Conversely, positron emission(which to answer your question is very different from electron capture and the reason why they are used interchangeably will be discussed shortly)happens when the nucleus spontaneously emits a positron( in an attempt to become more stable). As a result, it is inevitable that this free positron make it out of the atom without smashing into an electron. After it does so, for a split second in time antimatter is produced, but naturally, this can not be maintained in this universe for even short periods of time, so all of the matter is then transformed( the energy produced can be determined by the use of E=mc^2)into energy, and gamma rays are produced. These rays are photons of energy, which can penetrate nearly anything, excluding something like a wall composed of a few feet of lead.  
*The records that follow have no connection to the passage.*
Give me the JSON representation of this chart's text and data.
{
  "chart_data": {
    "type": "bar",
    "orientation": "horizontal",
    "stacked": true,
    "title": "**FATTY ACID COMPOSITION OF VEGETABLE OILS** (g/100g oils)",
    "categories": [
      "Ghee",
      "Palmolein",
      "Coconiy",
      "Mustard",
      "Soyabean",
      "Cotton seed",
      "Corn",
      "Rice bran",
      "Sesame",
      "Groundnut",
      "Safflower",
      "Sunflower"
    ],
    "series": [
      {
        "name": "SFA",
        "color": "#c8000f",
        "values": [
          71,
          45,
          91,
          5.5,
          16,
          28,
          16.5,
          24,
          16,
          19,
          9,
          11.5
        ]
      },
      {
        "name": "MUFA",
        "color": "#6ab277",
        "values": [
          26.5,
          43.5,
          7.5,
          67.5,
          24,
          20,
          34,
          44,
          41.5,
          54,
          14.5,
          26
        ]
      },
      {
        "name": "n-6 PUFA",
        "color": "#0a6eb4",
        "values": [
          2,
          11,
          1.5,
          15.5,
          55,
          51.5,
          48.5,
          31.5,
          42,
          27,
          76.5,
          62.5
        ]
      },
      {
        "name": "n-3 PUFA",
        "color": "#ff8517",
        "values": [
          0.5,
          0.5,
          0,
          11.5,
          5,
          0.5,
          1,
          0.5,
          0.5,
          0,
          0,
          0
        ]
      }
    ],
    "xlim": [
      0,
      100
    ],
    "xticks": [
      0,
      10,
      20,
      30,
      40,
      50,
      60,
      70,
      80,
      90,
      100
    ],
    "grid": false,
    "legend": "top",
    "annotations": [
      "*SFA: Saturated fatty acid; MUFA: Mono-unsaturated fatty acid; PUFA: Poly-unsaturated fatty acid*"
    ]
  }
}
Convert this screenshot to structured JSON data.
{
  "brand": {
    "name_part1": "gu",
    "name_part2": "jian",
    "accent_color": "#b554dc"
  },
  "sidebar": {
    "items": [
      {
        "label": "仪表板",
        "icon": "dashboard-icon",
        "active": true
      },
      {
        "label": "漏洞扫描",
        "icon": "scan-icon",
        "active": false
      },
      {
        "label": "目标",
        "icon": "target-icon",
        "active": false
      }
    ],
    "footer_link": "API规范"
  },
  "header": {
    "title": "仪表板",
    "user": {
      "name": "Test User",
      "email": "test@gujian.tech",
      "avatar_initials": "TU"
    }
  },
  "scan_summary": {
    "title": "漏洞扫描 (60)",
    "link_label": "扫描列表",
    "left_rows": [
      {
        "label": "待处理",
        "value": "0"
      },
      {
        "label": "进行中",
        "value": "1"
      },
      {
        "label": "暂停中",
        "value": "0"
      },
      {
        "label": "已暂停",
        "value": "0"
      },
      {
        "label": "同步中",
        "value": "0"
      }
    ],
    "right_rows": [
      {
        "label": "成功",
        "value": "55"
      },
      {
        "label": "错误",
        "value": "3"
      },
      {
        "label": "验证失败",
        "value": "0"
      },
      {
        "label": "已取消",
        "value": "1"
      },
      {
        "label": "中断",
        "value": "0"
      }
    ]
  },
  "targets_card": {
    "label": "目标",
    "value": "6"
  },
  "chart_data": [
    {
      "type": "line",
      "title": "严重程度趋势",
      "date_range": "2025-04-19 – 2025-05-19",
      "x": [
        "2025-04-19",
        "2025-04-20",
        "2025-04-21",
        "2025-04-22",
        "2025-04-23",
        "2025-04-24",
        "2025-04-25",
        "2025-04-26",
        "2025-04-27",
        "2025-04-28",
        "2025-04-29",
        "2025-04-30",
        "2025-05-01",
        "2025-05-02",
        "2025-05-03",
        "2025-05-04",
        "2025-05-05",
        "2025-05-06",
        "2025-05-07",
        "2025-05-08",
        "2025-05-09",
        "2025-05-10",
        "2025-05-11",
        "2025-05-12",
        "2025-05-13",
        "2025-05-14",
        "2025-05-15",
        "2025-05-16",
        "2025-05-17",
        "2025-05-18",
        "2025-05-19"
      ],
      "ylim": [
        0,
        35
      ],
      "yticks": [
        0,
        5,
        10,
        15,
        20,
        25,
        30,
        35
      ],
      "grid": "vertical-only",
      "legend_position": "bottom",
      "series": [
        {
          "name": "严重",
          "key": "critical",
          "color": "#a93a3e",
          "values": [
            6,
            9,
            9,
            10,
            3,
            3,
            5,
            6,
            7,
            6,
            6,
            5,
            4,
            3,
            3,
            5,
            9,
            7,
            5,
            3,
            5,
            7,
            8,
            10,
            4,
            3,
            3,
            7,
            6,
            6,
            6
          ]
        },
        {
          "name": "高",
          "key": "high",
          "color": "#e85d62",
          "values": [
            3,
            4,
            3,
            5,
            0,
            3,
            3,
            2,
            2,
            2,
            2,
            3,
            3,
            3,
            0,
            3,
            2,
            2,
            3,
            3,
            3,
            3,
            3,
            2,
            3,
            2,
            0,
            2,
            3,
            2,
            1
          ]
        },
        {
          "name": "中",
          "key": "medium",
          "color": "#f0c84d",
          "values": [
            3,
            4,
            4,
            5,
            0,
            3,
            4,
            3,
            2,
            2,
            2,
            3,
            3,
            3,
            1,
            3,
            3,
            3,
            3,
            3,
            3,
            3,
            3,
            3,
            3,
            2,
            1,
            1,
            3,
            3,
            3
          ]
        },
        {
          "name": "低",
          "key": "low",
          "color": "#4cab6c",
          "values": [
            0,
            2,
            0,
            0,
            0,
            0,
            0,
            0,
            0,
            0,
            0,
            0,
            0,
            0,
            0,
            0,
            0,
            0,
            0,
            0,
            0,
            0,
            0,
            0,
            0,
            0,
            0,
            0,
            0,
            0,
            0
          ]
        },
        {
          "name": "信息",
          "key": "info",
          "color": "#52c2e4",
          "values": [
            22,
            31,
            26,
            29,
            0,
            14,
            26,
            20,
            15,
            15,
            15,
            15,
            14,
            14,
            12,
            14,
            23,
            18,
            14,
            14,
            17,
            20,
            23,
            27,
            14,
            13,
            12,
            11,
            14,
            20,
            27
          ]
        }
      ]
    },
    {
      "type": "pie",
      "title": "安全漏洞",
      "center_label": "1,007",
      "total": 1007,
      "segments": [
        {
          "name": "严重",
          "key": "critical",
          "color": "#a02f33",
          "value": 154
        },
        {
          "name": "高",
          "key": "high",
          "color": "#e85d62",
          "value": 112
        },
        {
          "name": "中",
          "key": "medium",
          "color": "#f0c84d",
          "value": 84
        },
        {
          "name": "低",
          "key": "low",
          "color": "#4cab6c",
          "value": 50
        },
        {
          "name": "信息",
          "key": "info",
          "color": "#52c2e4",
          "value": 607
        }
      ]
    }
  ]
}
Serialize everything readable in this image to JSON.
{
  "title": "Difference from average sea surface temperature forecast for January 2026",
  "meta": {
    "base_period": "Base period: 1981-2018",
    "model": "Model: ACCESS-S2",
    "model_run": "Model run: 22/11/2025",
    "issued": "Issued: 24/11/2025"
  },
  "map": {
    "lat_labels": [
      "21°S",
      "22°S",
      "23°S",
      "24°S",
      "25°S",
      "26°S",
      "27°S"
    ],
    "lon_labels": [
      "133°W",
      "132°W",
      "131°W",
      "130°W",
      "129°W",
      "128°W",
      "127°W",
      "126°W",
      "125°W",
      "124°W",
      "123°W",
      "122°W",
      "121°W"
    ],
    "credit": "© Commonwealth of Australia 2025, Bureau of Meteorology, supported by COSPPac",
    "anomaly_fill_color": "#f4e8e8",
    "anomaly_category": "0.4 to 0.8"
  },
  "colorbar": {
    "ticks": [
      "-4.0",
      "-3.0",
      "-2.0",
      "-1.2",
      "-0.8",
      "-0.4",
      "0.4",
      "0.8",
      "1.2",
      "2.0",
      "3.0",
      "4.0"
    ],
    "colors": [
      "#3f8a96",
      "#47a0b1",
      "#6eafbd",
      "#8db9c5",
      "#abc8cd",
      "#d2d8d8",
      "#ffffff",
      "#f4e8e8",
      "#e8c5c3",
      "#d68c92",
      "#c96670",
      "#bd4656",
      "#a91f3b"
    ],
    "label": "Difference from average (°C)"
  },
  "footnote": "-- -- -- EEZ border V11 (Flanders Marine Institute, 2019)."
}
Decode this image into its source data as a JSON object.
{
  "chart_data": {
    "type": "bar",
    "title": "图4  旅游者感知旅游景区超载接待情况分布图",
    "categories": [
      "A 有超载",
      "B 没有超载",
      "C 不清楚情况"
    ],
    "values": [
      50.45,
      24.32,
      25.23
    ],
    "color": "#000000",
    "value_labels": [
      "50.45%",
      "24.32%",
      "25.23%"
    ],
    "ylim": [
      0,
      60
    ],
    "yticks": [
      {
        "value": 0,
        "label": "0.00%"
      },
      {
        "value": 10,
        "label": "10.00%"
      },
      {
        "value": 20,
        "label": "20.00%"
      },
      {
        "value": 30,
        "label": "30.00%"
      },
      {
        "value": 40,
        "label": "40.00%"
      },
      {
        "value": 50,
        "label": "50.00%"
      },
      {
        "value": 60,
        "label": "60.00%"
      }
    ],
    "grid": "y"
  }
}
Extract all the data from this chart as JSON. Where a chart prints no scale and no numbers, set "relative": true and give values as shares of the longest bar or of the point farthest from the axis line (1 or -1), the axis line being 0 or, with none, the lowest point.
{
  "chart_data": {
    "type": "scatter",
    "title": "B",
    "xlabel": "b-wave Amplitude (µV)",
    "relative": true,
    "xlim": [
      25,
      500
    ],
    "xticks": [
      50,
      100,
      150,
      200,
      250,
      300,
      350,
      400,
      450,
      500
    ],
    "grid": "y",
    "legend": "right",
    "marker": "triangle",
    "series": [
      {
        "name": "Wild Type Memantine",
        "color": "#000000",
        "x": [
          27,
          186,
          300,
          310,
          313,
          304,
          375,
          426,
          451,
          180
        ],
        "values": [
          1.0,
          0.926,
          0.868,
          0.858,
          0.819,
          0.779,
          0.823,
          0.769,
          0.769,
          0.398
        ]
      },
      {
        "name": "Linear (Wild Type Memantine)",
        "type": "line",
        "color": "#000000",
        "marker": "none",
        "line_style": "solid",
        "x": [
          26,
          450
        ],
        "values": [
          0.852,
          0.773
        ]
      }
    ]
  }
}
These two processes seem to be confused or used interchangeably so often due to the fact that both of them are employed by an atom because of an excess amount of protons; both can get rid of protons and as a result, since they do the same thing( although certainly not the same way) they are confused.

Physics Student wrote at 2010-07-24 23:36:37
Actually in a Feynman diagram the antimatter particle (the positron) is considered to move in the opposite direction on the time axis of the diagram. This means that electron capture and positron emission are the same event stated from the viewpoints of an electron and its antimatter positron. However, there is no reported case of a proton decaying. It is impossible because the proton is the smallest of the baryon particles and there is a conservation law for baryon particles. This means that a proton cannot "decay" into other particles do to the lack of available baryons for it to create in its place. The phenomena appears to be the reverse of neutron decay, but an antimatter electron neutrino would also have to be captured, or equally a regular electron neutrino would be emitted.

Emma wrote at 2013-02-03 19:34:58
E-capture is when the nucleus absorbs an electron from its shell and combines this electron with a proton to create a neutron.

Positron emission or beta positive is when a proton decays into a positron (like a positively charged electron) and a neutron, meanwhile releasing gamma rays.